At any point of the digital transition,…
NIO 50 provided by NEXCOM contains multiple vulnerabilities (All Versions).
Wednesday, 4 November 2020, 09:26 GMT
The NIO 50 given by NEXCOM is a portal for industrial systems for wireless sensor networks. The product includes several bugs as follows:
A) Validation of the Input Kludge (CWE-20) —CVE-2020-25151511
CVSS v3 CVSS: 3.1 / AV: N / AC: L / PR: N / UI: N / S: U / C: N / I: N / A: L Base value: 5.3 / A: L Base value: 5.3
B) Sending a direct text of essential details (CWE-319) —CVE-2020-2515555
CVSS v3 CVSS: 3.1 / AV: A / AC: L / PR: N / UI: N / S: U / C: L / I: N / A: N Base Value: 4.3 N / A: N Base Value: 4.3
The anticipated effect depends on each weakness, but as follows, it can be impacted.

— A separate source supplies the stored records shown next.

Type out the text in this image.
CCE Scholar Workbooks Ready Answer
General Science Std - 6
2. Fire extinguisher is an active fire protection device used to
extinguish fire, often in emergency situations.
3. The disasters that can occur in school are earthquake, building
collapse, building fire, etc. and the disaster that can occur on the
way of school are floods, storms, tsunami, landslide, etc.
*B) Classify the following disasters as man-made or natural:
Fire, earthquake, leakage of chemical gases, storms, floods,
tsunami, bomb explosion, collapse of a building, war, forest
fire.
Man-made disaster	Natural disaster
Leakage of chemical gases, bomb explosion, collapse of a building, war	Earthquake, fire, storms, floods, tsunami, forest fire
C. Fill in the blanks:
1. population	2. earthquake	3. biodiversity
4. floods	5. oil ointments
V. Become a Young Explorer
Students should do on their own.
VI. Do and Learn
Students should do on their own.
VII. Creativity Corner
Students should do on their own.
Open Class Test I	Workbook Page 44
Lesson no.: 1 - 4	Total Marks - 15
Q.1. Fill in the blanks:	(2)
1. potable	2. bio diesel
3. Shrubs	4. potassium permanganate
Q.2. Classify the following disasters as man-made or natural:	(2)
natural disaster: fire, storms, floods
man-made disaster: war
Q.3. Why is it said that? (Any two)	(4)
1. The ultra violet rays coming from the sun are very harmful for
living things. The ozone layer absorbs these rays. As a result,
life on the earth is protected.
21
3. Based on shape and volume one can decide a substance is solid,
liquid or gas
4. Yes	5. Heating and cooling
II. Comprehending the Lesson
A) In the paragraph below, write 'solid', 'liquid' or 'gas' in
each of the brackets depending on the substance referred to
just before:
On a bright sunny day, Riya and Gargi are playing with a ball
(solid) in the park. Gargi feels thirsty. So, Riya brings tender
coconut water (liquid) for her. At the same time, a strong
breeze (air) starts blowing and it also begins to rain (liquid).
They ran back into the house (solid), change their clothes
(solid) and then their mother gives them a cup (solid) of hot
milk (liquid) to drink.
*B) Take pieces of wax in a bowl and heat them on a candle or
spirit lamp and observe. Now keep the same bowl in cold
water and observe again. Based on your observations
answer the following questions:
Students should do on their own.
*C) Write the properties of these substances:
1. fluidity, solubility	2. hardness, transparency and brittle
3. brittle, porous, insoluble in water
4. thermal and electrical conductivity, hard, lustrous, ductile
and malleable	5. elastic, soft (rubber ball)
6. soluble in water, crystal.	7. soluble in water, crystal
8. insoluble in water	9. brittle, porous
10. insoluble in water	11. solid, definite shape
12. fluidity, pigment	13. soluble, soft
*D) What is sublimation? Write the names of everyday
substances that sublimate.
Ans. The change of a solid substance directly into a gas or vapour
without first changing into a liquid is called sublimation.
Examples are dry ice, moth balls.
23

Denial of Service (DoS) Third Party Remote Attack-CVE-2020-25151
Critical information stolen on an adjacent network from a third party —CVE-2020-251555.
Note: The countermeasures are uncertain as of November 4 , 2020. The software is no longer available for sale or support, according to the developers.